A power curve shows how power changes as a function of one parameter while holding the others fixed. This visualization helps researchers understand the trade-offs in study design.

import numpy as np
from statsmodels.stats.power import TTestIndPower

analysis = TTestIndPower()

# Power as a function of sample size for different effect sizes
sample_sizes = np.arange(10, 201, 5)
effect_sizes = [0.2, 0.5, 0.8]

for d in effect_sizes:
    powers = [analysis.power(d, n, 0.05) for n in sample_sizes]
    print(f"d={d}: n=20 → power={analysis.power(d, 20, 0.05):.2f}, "
          f"n=100 → power={analysis.power(d, 100, 0.05):.2f}")

Power for Other Tests

Paired t-test

The paired design uses the effect size \(d_z = \mu_D / \sigma_D\), where \(\mu_D\) and \(\sigma_D\) are the mean and standard deviation of the paired differences.
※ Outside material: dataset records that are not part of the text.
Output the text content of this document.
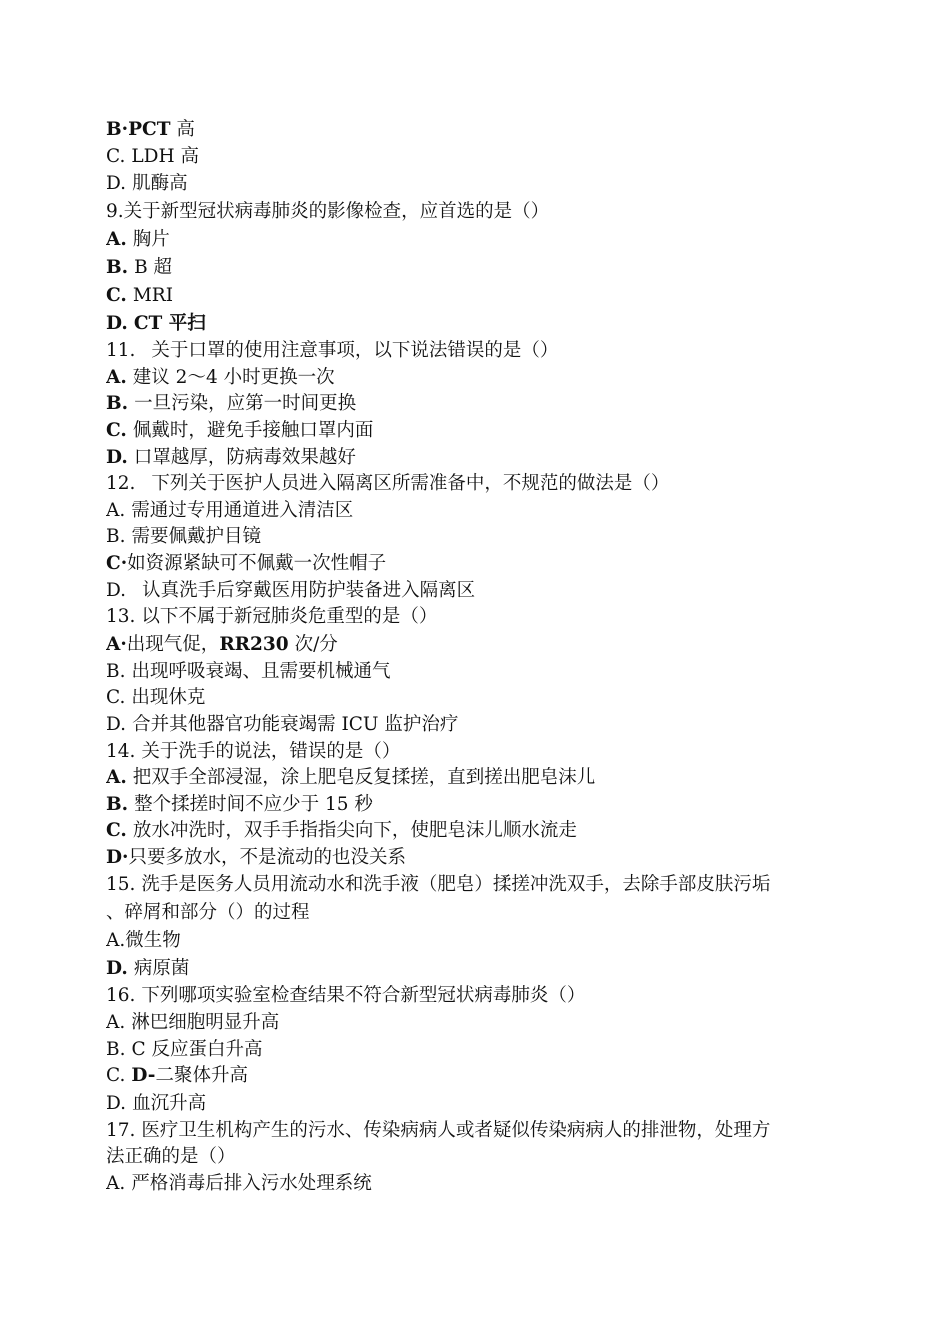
B·PCT 高
C. LDH 高
D. 肌酶高
9.关于新型冠状病毒肺炎的影像检查，应首选的是（）
A. 胸片
B. B 超
C. MRI
D. CT 平扫
11. 关于口罩的使用注意事项，以下说法错误的是（）
A. 建议 2〜4 小时更换一次
B. 一旦污染，应第一时间更换
C. 佩戴时，避免手接触口罩内面
D. 口罩越厚，防病毒效果越好
12. 下列关于医护人员进入隔离区所需准备中，不规范的做法是（）
A. 需通过专用通道进入清洁区
B. 需要佩戴护目镜
C·如资源紧缺可不佩戴一次性帽子
D. 认真洗手后穿戴医用防护装备进入隔离区
13. 以下不属于新冠肺炎危重型的是（）
A·出现气促，RR230 次/分
B. 出现呼吸衰竭、且需要机械通气
C. 出现休克
D. 合并其他器官功能衰竭需 ICU 监护治疗
14. 关于洗手的说法，错误的是（）
A. 把双手全部浸湿，涂上肥皂反复揉搓，直到搓出肥皂沫儿
B. 整个揉搓时间不应少于 15 秒
C. 放水冲洗时，双手手指指尖向下，使肥皂沫儿顺水流走
D·只要多放水，不是流动的也没关系
15. 洗手是医务人员用流动水和洗手液（肥皂）揉搓冲洗双手，去除手部皮肤污垢
、碎屑和部分（）的过程
A.微生物
D. 病原菌
16. 下列哪项实验室检查结果不符合新型冠状病毒肺炎（）
A. 淋巴细胞明显升高
B. C 反应蛋白升高
C. D-二聚体升高
D. 血沉升高
17. 医疗卫生机构产生的污水、传染病病人或者疑似传染病病人的排泄物，处理方
法正确的是（）
A. 严格消毒后排入污水处理系统
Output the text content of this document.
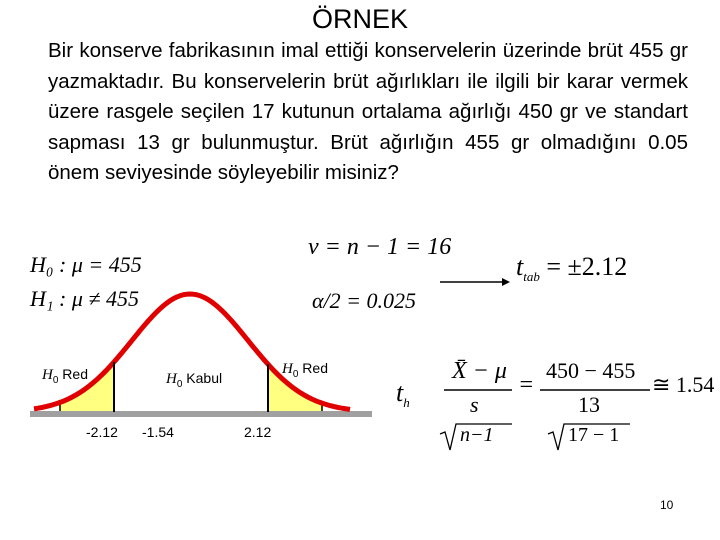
ÖRNEK
Bir konserve fabrikasının imal ettiği konservelerin üzerinde brüt 455 gr yazmaktadır. Bu konservelerin brüt ağırlıkları ile ilgili bir karar vermek üzere rasgele seçilen 17 kutunun ortalama ağırlığı 450 gr ve standart sapması 13 gr bulunmuştur. Brüt ağırlığın 455 gr olmadığını 0.05 önem seviyesinde söyleyebilir misiniz?
H₀ : μ = 455
H₁ : μ ≠ 455
v = n − 1 = 16
α/2 = 0.025
$t_{tab} = \pm 2.12$
$H_0$ Red	$H_0$ Kabul
$H_0$ Red
-2.12 -1.54	2.12
$t_h$
X̄ − μ
s
n−1
=
450 − 455
13
17 − 1
≅ 1.54
10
from statsmodels.stats.power import tt_solve_power

# Paired t-test power (uses one-sample power with d_z)
n_paired = tt_solve_power(effect_size=0.5, alpha=0.05, power=0.80,
                          alternative='two-sided')
print(f"Required n (paired, d_z=0.5): {n_paired:.0f}")

ANOVA (F-test)

For one-way ANOVA comparing \(k\) groups, the effect size is Cohen's \(f\):

\[ f = \sqrt{\frac{\sum_{i=1}^k n_i (\mu_i - \bar{\mu})^2}{k \cdot \sigma^2}} \]
from statsmodels.stats.power import FTestAnovaPower

anova_power = FTestAnovaPower()
n_anova = anova_power.solve_power(effect_size=0.25, alpha=0.05, power=0.80,
                                   k_groups=3)
print(f"Required n per group (ANOVA, f=0.25, k=3): {n_anova:.0f}")

Chi-Square Test

For chi-square tests, the effect size is Cohen's \(w\):

from statsmodels.stats.power import GofChisquarePower

chi2_power = GofChisquarePower()
n_chi2 = chi2_power.solve_power(effect_size=0.3, alpha=0.05, power=0.80,
                                 n_bins=4)
print(f"Required n (chi-square, w=0.3): {n_chi2:.0f}")

Post-Hoc Power Analysis

Observed Power is Uninformative

Computing power using the observed effect size after data collection (post-hoc or retrospective power) is widely discouraged. Observed power is a monotone function of the p-value and adds no information beyond what the p-value already provides. Power analysis is meaningful only when conducted before data collection, using a clinically or practically meaningful effect size.


Summary

Power analysis determines the sample size needed to detect an effect of a specified magnitude with a given probability. The four key quantities — significance level \(\alpha\), power \(1 - \beta\), effect size, and sample size — are interrelated so that fixing any three determines the fourth. Conventional targets are \(\alpha = 0.05\) and power \(= 0.80\). Power curves visualize these trade-offs and help researchers choose an appropriate design. Power analysis should always be conducted before data collection, using a scientifically meaningful effect size rather than the observed effect.